Quei contatti segreti della Santa Sede per il negoziato

Quei contatti segreti della Santa Sede per il negoziato

I telefoni della Segreteria di Stato Vaticana hanno squillato per tutto il pomeriggio. La preoccupazione maggiore, da dentro le sacre mura, ma anche da alcune cancellerie internazionali, era che si potesse creare un nuovo e pericoloso incidente diplomatico con Kiev. Al centro della questione l’intervista rilasciata da Papa Francesco alla Radiotelevisione Svizzera Italiana. Un colloquio registrato a Santa Marta all’inizio di febbraio scorso e diffuso oltre un mese dopo, a quanto pare per motivi di palinsesto. A far discutere, facendo il giro del mondo, una frase del Pontefice in cui, parlando della necessità di tutelare il popolo, Bergoglio ha usato la metafora della «bandiera bianca», proposta dall’intervistatore, per ribadire la necessità di sedersi al tavolo del negoziato con coraggio. Una posizione, questa, che Francesco e la diplomazia della Santa Sede, promuovono da sempre, tanto da essersi anche proposti, purtroppo senza ricevere una risposta positiva, come mediatori per questo conflitto e per quello in Medio Oriente.

«Negoziato non significa resa, ma coraggio» ha detto Francesco in un passaggio dell’intervista; una frase, questa, a quanto pare sfuggita a molti. E così il colloquio è stato rilanciato dalle agenzie di stampa di tutto il mondo con una lettura ben diversa: «Il Papa chiede a Zelensky di arrendersi». Apriti cielo.
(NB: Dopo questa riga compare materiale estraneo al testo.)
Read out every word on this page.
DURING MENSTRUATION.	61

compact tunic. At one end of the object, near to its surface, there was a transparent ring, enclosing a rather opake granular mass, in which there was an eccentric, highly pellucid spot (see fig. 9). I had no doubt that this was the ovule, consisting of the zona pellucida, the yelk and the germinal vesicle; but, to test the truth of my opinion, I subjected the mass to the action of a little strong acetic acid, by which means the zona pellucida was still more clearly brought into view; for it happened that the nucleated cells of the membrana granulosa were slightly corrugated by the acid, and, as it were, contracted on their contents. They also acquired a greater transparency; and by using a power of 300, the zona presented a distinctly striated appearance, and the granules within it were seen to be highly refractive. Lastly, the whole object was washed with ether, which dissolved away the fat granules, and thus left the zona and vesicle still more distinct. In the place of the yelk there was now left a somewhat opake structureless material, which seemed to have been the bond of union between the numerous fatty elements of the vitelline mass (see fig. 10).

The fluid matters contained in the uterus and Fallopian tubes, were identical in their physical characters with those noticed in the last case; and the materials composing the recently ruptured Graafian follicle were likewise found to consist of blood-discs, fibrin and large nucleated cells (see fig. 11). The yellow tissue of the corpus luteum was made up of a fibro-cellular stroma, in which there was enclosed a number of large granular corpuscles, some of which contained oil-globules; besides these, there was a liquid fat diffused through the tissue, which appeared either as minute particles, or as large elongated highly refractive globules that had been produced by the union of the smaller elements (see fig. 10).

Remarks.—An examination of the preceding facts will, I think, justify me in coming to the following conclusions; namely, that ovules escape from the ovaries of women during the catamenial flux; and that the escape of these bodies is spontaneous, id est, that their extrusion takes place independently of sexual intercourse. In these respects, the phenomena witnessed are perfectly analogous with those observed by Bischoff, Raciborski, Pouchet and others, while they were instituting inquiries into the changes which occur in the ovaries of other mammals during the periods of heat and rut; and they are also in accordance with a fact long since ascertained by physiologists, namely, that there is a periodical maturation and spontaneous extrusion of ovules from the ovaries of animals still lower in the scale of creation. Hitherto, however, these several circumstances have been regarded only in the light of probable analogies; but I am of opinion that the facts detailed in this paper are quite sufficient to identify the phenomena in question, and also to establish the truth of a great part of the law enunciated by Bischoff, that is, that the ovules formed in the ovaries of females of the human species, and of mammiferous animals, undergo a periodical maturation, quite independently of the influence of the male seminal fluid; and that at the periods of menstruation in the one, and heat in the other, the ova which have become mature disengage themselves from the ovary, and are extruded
Da quel momento si son vissuti Oltretevere attimi di nervosismo misto ad angoscia tanto che, dopo le dovute verifiche, è stato interpellato persino lo stesso Papa Francesco per metterlo al corrente della situazione e chiedergli come poter intervenire per fermare le polemiche, evitando così un terremoto diplomatico. Bergoglio ha subito chiarito al suo interlocutore che nell’intervista non ha mai avuto intenzione di chiedere la resa dell’Ucraina ma che, per l’appunto, ha usato quell’immagine della bandiera bianca per indicare la fine delle ostilità e l’avvio di una tregua, raggiunta con il coraggio del negoziato. Insomma, nessuna richiesta a Kiev di fermarsi e ammettere la sconfitta, ma soltanto l’ennesimo appello a parlare con Mosca e trovare una soluzione pacifica. A chiarire le cose una nota, diffusa sempre nel pomeriggio di sabato, dal direttore della Sala Stampa della Santa Sede, Matteo Bruni.

E se a preoccupare era da un lato la reazione dell’opinione pubblica e dei fedeli di tutto il mondo, dall’altro lato il grande timore della Segreteria di Stato era che quelle parole, riportate in modo errato, potessero suscitare improvvise esternazioni contro il Papa da parte di Kiev e arrivare, senza un adeguato chiarimento, sulla scrivania di Zelensky, incrinando, se non addirittura interrompendo il delicato rapporto che in queste ultime settimane è stato messo in piedi tra la Santa Sede e Kiev. Si parla di contatti riservatissimi grazie alla nunziatura apostolica in Ucraina e al lavoro sul campo del cardinale Matteo Zuppi. Passi in avanti che potrebbero portare a degli sviluppi positivi per la fine della guerra. Il Papa ci sta provando da tempo: quando nel maggio dello scorso anno Zelensky era stato ricevuto in Vaticano, il Pontefice gli aveva detto chiaramente: «Presidente, se lo ritiene noi siamo disponibili per la mediazione». Peccato che soltanto poche ore dopo quell’atteso incontro, il leader ucraino aveva sbattuto subito la porta in faccia al Santo Padre: «Rispetto per il Papa, ma non abbiamo bisogno di mediatori, abbiamo bisogno di una pace giusta». Francesco, durante quell’incontro privato, non aveva fatto altro che ribadire la necessità urgente di un negoziato, confermando allo stesso tempo le responsabilità dell’aggressore.